On ne peut manquer de faire un parallèle entre la démarche de Sonia Mabrouk et Le Camp des Saints de Jean Raspail, publié il y a cinquante ans. Tous deux partent du principe que l’Islam est capable de dire non, de refuser la différence. Dans le livre de Raspail, les misérables hordes venues d’Inde reçoivent un refus dans les pays musulmans qui les détournent vers la France. Dans le roman de Sonia Mabrouk, les pays du Maghreb conditionnent leur accueil à l’abandon de l’identité européenne. Tous deux croient que l’Europe est malade et que son mal est moral, uniquement moral.

Les similitudes s’arrêtent là, car Jean Raspail ne croit plus à la morale chrétienne. Il pense que cela détruit l’Europe, qui aime les étrangers plus qu’elle-même. Sonia Mabrouk semble appeler à un retour à l’identité judéo-chrétienne, non pas comme un éveil spirituel stricto sensu, mais comme une sorte de vaccin contre le suicide culturel en cours.

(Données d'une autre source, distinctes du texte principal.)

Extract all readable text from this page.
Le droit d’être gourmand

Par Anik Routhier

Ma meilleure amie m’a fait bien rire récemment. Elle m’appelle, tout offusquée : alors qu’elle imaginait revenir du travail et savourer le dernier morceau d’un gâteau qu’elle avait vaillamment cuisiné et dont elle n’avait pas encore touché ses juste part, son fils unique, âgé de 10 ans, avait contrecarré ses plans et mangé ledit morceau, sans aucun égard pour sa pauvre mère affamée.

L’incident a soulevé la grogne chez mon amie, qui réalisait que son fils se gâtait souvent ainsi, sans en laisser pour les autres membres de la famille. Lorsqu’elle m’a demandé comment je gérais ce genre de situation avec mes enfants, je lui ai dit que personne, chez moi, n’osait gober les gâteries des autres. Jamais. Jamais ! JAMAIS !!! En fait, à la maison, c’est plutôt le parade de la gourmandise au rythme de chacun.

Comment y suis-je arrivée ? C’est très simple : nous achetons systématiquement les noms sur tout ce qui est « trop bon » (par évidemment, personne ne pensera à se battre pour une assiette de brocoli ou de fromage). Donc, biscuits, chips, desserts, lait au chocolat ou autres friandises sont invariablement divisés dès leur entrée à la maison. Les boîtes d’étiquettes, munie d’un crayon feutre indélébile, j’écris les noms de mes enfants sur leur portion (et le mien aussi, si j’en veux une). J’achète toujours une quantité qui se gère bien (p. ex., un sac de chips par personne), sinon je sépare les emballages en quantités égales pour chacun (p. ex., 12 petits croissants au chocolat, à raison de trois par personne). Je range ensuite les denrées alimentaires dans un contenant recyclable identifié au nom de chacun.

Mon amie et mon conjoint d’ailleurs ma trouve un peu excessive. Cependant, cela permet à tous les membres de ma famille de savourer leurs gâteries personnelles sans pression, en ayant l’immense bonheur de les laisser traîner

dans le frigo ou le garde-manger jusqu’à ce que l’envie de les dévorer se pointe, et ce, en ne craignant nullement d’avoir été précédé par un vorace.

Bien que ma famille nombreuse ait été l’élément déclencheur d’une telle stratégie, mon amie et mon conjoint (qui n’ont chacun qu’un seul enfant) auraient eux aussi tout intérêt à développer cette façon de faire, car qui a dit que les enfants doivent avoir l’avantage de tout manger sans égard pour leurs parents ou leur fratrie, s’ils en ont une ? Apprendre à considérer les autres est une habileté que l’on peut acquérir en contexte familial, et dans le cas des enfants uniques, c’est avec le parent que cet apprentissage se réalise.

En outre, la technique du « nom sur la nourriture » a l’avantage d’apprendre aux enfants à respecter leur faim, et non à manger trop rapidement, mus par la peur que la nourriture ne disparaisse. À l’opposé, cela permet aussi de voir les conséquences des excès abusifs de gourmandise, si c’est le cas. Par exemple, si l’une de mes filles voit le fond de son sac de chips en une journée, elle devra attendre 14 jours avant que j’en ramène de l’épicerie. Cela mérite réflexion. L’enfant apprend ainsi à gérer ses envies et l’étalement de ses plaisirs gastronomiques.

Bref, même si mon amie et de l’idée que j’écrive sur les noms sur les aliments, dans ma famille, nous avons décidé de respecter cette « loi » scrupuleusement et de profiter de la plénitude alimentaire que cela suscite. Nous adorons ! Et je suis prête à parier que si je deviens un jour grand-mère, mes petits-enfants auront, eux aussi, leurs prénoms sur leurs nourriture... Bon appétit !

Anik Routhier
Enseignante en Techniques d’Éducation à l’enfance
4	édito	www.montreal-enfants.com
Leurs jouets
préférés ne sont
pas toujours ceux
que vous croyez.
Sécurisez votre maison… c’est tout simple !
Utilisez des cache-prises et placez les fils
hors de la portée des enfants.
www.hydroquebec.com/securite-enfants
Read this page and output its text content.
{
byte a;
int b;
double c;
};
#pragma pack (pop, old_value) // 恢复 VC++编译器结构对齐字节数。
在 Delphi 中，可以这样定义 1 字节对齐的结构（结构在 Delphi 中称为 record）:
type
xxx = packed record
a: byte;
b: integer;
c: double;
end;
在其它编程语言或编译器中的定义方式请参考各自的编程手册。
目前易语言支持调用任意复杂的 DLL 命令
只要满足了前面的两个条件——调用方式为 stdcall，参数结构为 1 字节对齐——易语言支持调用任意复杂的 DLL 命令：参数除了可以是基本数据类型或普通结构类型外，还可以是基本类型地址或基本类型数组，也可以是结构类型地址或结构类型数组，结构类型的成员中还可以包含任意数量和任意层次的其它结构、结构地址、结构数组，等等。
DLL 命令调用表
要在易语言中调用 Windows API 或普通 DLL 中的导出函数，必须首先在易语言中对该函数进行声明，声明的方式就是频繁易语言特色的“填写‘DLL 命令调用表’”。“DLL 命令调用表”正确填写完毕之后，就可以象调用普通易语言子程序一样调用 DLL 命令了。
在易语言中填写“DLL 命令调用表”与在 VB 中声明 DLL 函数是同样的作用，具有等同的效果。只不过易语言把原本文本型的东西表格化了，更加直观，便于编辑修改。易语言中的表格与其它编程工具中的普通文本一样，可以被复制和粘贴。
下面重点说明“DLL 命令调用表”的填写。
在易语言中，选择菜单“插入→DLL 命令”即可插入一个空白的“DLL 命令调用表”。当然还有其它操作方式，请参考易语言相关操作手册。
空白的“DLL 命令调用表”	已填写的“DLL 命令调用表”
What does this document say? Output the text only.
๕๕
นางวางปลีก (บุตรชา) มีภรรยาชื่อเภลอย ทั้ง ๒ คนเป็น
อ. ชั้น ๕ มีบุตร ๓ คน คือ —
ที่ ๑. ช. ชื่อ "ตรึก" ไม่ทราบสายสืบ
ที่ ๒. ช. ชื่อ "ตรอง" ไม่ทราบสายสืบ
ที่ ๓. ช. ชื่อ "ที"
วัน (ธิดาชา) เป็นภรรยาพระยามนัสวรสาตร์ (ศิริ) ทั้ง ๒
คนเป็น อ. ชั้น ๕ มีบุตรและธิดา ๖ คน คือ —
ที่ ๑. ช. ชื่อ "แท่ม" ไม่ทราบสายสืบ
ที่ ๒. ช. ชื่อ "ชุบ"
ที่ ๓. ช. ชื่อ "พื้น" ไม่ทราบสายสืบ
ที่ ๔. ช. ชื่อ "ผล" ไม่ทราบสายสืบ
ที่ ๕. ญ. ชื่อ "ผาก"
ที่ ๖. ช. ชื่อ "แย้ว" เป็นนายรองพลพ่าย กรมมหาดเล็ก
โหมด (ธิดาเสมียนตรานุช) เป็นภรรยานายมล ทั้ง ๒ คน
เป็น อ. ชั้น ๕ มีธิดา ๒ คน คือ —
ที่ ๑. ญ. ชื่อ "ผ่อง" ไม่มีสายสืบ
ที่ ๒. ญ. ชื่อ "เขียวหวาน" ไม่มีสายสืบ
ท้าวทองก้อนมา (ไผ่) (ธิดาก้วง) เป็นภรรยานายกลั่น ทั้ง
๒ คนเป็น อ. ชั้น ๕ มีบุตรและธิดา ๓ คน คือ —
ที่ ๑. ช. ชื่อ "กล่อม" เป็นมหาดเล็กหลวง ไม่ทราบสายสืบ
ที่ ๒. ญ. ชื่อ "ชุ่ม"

Enfin, votre humble servante, citoyenne d’un pays du Sud, ne peut s’empêcher de pousser plus loin l’exercice initié par Sonia Mabrouk. Et si ces centaines de milliers d’Européens contraints de se convertir à l’islam en échange du droit d’asile étaient le salut des pays d’Afrique du Nord ? Ces nouveaux arrivants auraient le même impact bénéfique que les pieds noirs algériens dans les années 1950, lorsque le pays avait une réelle chance de décoller. Des pieds noirs imprenables, car musulmans et assimilés… Et si le renouveau de la terre d’Islam dépendait de l’arrivée massive d’Occidentaux convertis apportant l’éthique du travail, la confiance dans le progrès et l’amour de l’innovation ?

De quoi écrire une autre fiction. Son titre serait Le printemps arabe.

Sonia Mabrouk, Et si demain tout était inverséFayard, 2024.